府労連は6月25日、全国的な情勢分析と交渉状況を踏まえ、両提案に対する執行委員会見解を取りまとめました。この見解とともに、6月18日に開催した第2回闘争委員会で確認した「2019年府労連夏季闘争・闘争委員会見解」について、7月8日開催予定の第1回中央委員会で機関決定し、あわせて大阪府当局への態度表明を行うこととしています。

7月8日の中央委員会で機関決定の予定

 

《府労連・執行委員会見解の抜粋》


(高齢層職員の昇給・昇格制度)
府労連は、これまでの勧告意見や中高齢層の平均給与が民間従業員を下回っている状況、前年度評価に基づくものであることの期待権、他府県の多くでは勤務成績が特に良好である場合には昇給を実施している等から、昇給停止に係る提案については至って不満であることを主張して交渉を重ねてきた。

一方で、他府県における動向を調査してきたが、標準的な評価を受けた者が昇給する制度を有するのは大阪府を含めて2号昇給は5府県、1号昇給は5県のみとなっている(改悪妥結県を除く)。また、総務省による「技術的助言」により、存置されている府県においても昇給抑制に係る提案が目白押し状態となっており、全国的にも厳しい状態に置かれていることを確認している。なお、昇格時の対応号給等の見直しについては、大阪府を除き46都道府県全てにおいて実施されている。

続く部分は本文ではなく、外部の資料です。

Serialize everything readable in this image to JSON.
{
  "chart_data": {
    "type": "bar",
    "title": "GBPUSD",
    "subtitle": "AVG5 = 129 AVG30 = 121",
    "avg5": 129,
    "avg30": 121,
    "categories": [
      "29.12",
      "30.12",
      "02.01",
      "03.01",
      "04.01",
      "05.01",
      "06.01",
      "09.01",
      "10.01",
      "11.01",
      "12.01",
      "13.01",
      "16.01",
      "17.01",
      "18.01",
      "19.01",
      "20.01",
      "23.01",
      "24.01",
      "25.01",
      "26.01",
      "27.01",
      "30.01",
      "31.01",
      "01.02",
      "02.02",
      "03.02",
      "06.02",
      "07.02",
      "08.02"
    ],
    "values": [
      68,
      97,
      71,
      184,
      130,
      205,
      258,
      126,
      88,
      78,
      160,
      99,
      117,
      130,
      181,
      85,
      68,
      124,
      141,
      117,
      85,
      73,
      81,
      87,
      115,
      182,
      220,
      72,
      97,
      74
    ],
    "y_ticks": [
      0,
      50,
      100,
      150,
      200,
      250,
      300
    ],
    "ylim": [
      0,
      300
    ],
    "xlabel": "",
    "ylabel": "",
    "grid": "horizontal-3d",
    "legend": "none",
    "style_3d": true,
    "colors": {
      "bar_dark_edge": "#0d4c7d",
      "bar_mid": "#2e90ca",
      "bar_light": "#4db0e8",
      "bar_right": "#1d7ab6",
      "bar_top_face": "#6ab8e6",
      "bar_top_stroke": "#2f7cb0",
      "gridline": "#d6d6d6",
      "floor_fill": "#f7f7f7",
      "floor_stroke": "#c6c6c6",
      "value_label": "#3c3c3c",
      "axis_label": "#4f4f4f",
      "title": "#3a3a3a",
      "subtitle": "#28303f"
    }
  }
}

こうした情勢から、提案を覆すことは困難な状態にあると判断し、妥結することとする。なお、昇格時対応号給等に係る細部事項については継続協議とする。

(臨時的任用職員の初任給)
府労連は、臨時的任用職員の給与改善を2019夏季闘争の重要課題として位置づけ、取り組みを強化してきた。

回答と提案内容は、府労連が主張した「①本務職員と同等の初任給基準の適用、②初任給上限の撤廃、③教職員の確実な前歴換算の実施、④不必要な空白期間の是正」を網羅するものとなった。なお、「⑤小学校・中学校教育職給料表の改善(1級の号給増設)」については、大阪府当局は大阪府人事委員会への働きかけを約束しており、対府交渉としては一定の成果を挙げたものと判断する。また、3号給加算については、2006年度の「給与構造改革」時からの措置であるが、本務職員における現給保障の意味合いが薄れていること及び初任給基準の適用により一定の改善が図られることから、これに関する廃止提案はやむを得ないものと判断する。
 
したがって、本件については大綱妥結することとし、以降は、「職員の給与に関する規則」の初任給基準表への職種等の追加規定と、勧告事項である教育職給料表の改善等に向けて、人事委員会対策を一層強化するとともに秋季年末闘争(給与確定闘争)に臨むこととしたい。

※詳細は職場に配布している機関紙「府労連ニュース2019№6 2019.6.25」を参照ください。